Anaerobic Bacteria
Anaerobic spore-forming bacteria are a potential threat to contaminate raw milk because of the spores' resistance to heat and other adverse environmental conditions. The source of most spore-forming bacteria is soil contamination of forages.
Whether a spore population will increase during ensiled storage is dependent on the specific bacteria and the micro-environments that exist in the silage mass.
It is known that spores consumed by cows will pass through the digestive tract unaffected and will be excreted in the manure. Manure-fertilized crops or dirty bedding are possible sources of contamination (Driehuis, 2013).
Clostridium species can be segmented based on their protein and carbohydrate fermentation properties. Clostridia sporogenes are the predominant proteolytic clostridia found in silages and can ferment both protein and carbohydrates. Clostridium butyricum can ferment a wide range of carbohydrates but are unable to utilize proteins. Clostridium tyrobutyricum can ferment some limited carbohydrates but are the classic "butyric acid" bacteria in their ability to ferment lactic acid to acetic acid and butyric acid at a low pH (Driehuis, 2013).
C. tyrobutyricum can be transferred from silage to milk and can grow equally well in the low-pH, low-water activity, lactic acid-rich, nitrate-poor environments of either silage or cheese. Their potential to produce off-flavors and gas formation that leads to texture defects is why silage feeding is prohibited in certain regions of Europe where milk is destined for making hard cheeses (Driehuis, 2013).
The pathogen Clostridium botulinum (botulism) is rarely found in silage since it is much more sensitive to low pH than C. tyrobutyricum.
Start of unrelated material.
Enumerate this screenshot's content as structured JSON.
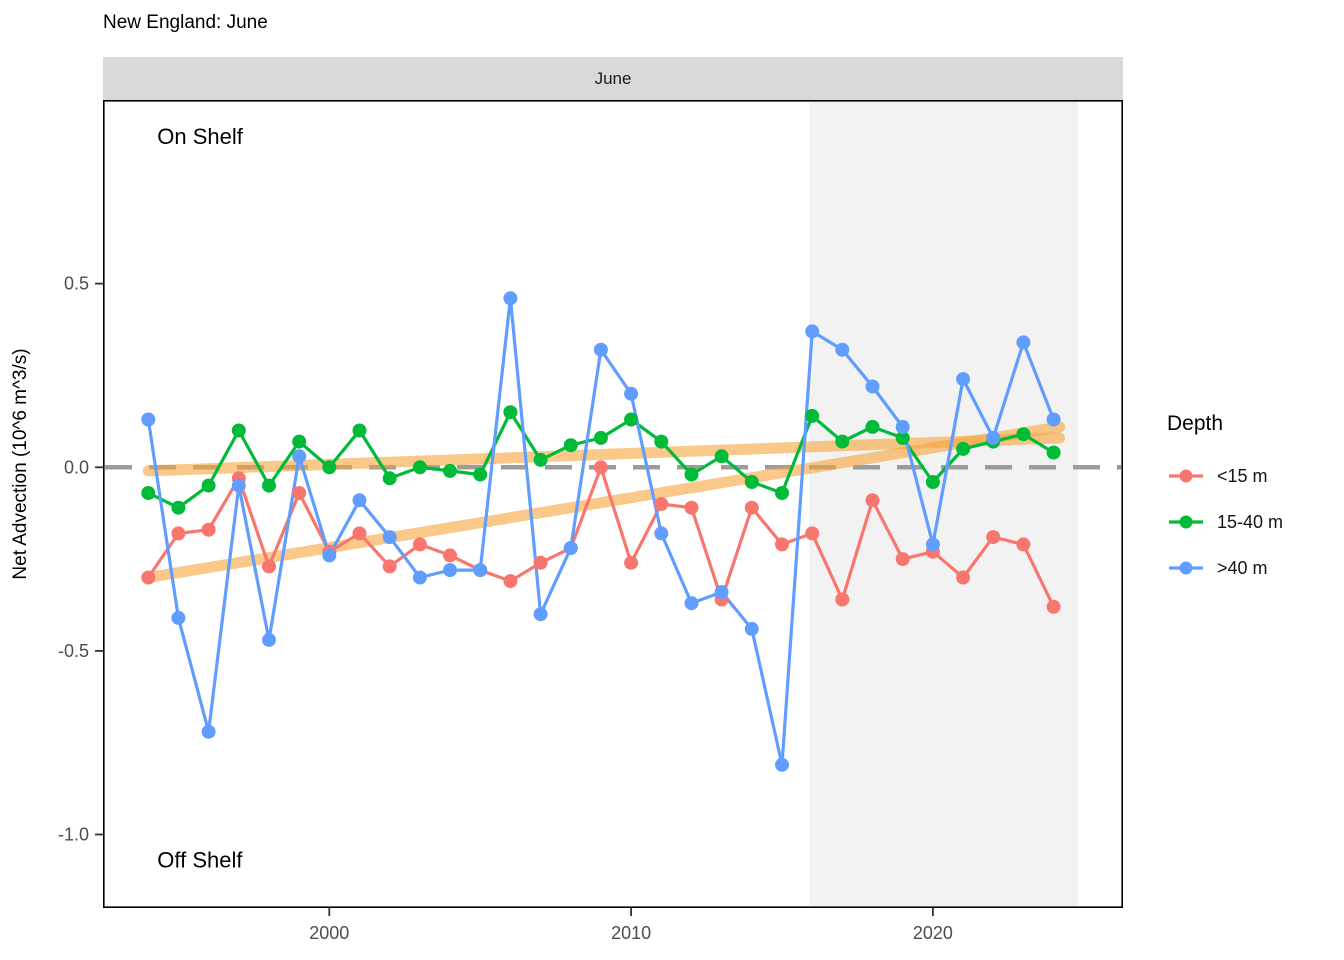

It usually is not a contaminant unless the silage is contaminated with carcasses of birds or small mammals or the crop was fertilized with poultry manure, which is notorious for containing C. botulinum spores (Driehuis, 2013).
European research shows that concentrations of butyric acid bacteria spores in fresh crops vary with the level of soil contamination from 10 to 100 spores per gram. Data from the Netherlands show that the average concentrations in corn silage are about 0.5 log units lower than in grass, likely due to less soil contamination during harvest and the low buffering capacity, rapid lactic acid formation and low pH (3.8-4.0) in corn silage that discourages the growth of C. tyrobutyricum (Driehuis, 2013).
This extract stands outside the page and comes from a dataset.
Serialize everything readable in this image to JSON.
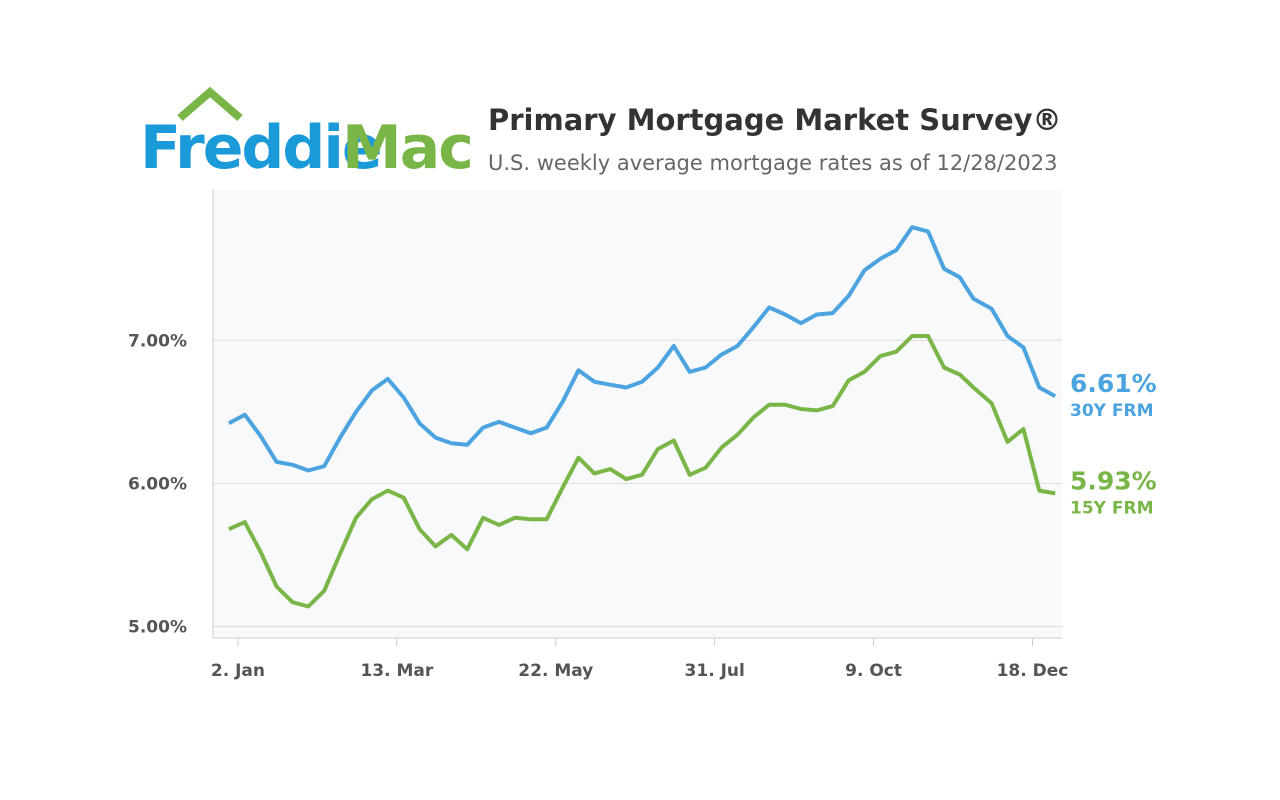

European researchers now think that increased concentrations of butyric acid bacteria are related to aerobic instability problems rather than anaerobic instability caused by insufficient pH decline during the initial fermentation that allowed the growth of C. tyrobutyricum. This is because more recent investigations show that high spore counts are from sections of the silage where yeast and molds were already actively increasing the silage temperature and pH.
The growth of strictly anaerobic C. tyrobutyricum in aerobically deteriorated sections of the storage structure is likely due to the various aerobic and anaerobic micro-environments that can exist simultaneously in the silage mass.
In the cascade of events leading to aerobic instability, acid-tolerant, lactate-assimilating yeast grows slowly as oxygen penetrates the silage face (Feedstuffs, Dec. 10, 2007). As the yeast population increases, their consumption of oxygen also increases, resulting in anaerobic niches with increased pH where C. tyrobutyricum can thrive (Driehuis, 2013).